Monday, June 29, 2009

A "Labor South" Manifesto

With this "Labor South" blog I plan to put a spotlight on some of the labor activity in the U.S. South you don't read about elsewhere, always keeping it in context with what is going on nationally and internationally as well. This blog will also provide an historical and cultural (including music, literature, and art) perspective that takes into account the long, hard, and often bloody struggle workers have always had to wage whenever they tried to organize in this region.

What are my credentials for doing this? I am a veteran journalist who has written about working class people since I began my career in the mid-1970s. I worked for newspapers in North Carolina and Mississippi and I covered Congress and the South as a reporter before coming to the University of Mississippi to teach (and still practice) journalism. I am a textile worker's son who grew up in North Carolina and worked in tobacco fields and textile plants as a young man. My German mother made sure I always saw things in a broader context than my immediate surroundings, and in both of the two books I've published I try to show how the story of the South is part of a larger story vitally connected to, not separate from, the world.

My most recent book, "Covering for the Bosses: Labor and the Southern Press" (University Press of Mississippi, July 2008), looks at the labor movement in the South both today and yesterday and assesses the powerful alliance of business, political, and media interests that have kept the South the nation's least unionized region. I traveled from the Carolinas to Louisiana to gather information for chapters that probe the Charleston, S.C., longshoremen's strike in 2000, the collapse of the textile industry, Wal-Mart, Latino immigration, "Detroit South", the Sunbelt South, and labor's role in the civil rights movement. The book, which includes a foreword by noted author and activist Stanley Aronowitz, also looks back to the sharecroppers' and textile workers' strikes in the 1930s and to the region's unsung labor heroes. I continue this work in the columns and articles I write (often with the byline Joe Atkins) for Mississippi's largest newspapers and other publications.

Legendary labor leader Sidney Hillman once called the Southern labor movement a "venture into unplowed fields." Yet the nation's labor movement will never reach its true potential without a harvest of those fertile fields.

A lot is happening down here that never has and never will get covered in the nation's mainstream media. It's a void too big for this little blog, but maybe this is a start.

Friday, June 26, 2009

UE uses international solidarity to fight anti-union law in North Carolina

Labor unions in this country are developing the global strategies they're going to need to fight for worker rights in a global economy. That became clear to me during one of the best panels I attended at the recent "Class Matters" conference of the Working Class Studies Association in Pittsburgh.

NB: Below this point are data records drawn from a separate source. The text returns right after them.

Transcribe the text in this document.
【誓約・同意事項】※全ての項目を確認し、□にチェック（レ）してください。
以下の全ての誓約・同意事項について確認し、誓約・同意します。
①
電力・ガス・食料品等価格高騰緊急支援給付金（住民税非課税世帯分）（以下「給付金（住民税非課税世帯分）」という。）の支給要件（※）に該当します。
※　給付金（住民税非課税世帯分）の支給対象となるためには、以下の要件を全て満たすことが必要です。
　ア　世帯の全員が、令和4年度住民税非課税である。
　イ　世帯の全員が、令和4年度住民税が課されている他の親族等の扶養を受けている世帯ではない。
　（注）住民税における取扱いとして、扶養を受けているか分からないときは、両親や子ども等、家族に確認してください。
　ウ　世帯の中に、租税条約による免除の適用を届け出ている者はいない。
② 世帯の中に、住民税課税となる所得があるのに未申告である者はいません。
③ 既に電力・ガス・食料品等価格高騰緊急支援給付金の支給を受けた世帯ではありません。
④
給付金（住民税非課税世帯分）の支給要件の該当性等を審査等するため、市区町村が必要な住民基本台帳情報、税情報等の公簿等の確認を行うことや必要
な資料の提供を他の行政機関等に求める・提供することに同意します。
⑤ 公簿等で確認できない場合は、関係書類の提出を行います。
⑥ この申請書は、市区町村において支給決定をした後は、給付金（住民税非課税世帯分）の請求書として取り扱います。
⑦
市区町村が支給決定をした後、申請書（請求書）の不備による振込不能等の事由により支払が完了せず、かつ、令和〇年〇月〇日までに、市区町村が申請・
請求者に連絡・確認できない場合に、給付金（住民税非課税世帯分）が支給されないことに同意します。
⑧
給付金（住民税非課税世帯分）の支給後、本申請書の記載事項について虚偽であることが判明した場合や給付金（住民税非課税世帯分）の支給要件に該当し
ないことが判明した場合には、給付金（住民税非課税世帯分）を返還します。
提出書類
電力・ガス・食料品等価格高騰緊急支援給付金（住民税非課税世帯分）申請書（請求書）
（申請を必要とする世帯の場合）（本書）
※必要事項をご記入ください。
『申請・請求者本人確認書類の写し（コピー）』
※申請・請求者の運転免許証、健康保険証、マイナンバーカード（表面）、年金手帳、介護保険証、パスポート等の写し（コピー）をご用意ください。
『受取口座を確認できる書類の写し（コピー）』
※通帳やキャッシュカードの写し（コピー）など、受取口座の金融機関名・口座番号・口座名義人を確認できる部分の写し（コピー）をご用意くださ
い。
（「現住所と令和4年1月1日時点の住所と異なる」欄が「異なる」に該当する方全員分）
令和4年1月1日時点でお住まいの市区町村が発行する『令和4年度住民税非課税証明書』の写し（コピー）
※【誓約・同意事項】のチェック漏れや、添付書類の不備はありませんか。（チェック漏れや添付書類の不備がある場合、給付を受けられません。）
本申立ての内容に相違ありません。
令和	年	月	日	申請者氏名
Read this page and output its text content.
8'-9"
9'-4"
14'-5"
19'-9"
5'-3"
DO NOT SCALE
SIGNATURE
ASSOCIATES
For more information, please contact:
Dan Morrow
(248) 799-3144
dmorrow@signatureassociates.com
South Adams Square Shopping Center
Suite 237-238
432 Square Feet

Let's look at the fight against North Carolina General Statute 95-98, a relic of the old segregationist, anti-union 1950s that saw late rabid right-winger and later U.S. Senator Jesse Helms first step onto the public stage, A right-to-work state with traditionally the lowest rate of unionization in the country--and my native state, by the way--North Carolina with this law effectively denied state and local government workers the right to collective bargaining that Franklin Roosevelt guaranteed other workers during the Great Depression. Virginia is the only other state with such a law.

Workers in North Carolina, particularly black and other minority workers,have protested this statute for years. Among the groups waging war against it is the United Electrical, Radio and Machine Workers of America, better known as UE, a legendary "rank-and-file" union that has been fighting for working people since the 1930s.

During the panel titled "Labor Strategies in a Globalized Economy" at the Pittsburgh conference, Robin Alexander of the UE told how her union and other activist groups are using international law to discredit NC General Statute 95-98. "The state is acting illegally," she said. The UE joined with unions in Mexico, Quebec, and Japan to show some international solidarity with sanitation workers and groups in North Carolina like the Black Workers For Justice in the fight against the statute. The fact that these international unions come from countries that trade with North Carolina has been an important factor in getting state pols' attention. Formal complaints have been filed with the governor, and legislation has been proposed for repeal of the statute. "We have built an amazing coalition," Alexander said.

Here's wishing them success. As you may recall, UE Local 1110 won a big victory last December after a six-day, 1930s-style sit-in and occupation of the Republic Windows and Doors factory in Chicago. An agreement by Republic, its lenders, and the union promised eight weeks' pay, vacation pay, and extended health care benefits to workers who had protested a sudden shutdown of the plant with only three days' notice.

By the way, if you'd like to know more about UE's interesting history, check out "Them and Us: Struggles of a Rank-and-File Union" by early UE leader James J. Matles and writer James Higgins. Loving the title, I picked up the book at the Townsend Booksellers book store in Pittsburgh. It's a great account of UE's role in the nascent CIO and its battle with the staid old leaders of the AFL as well as with corporate bosses.

Wednesday, June 24, 2009

Labor South is on the rise!

This is my first entry on my new blog "Labor South", and I'm looking forward to making it a part of the labor media scene down here, and to reading your input.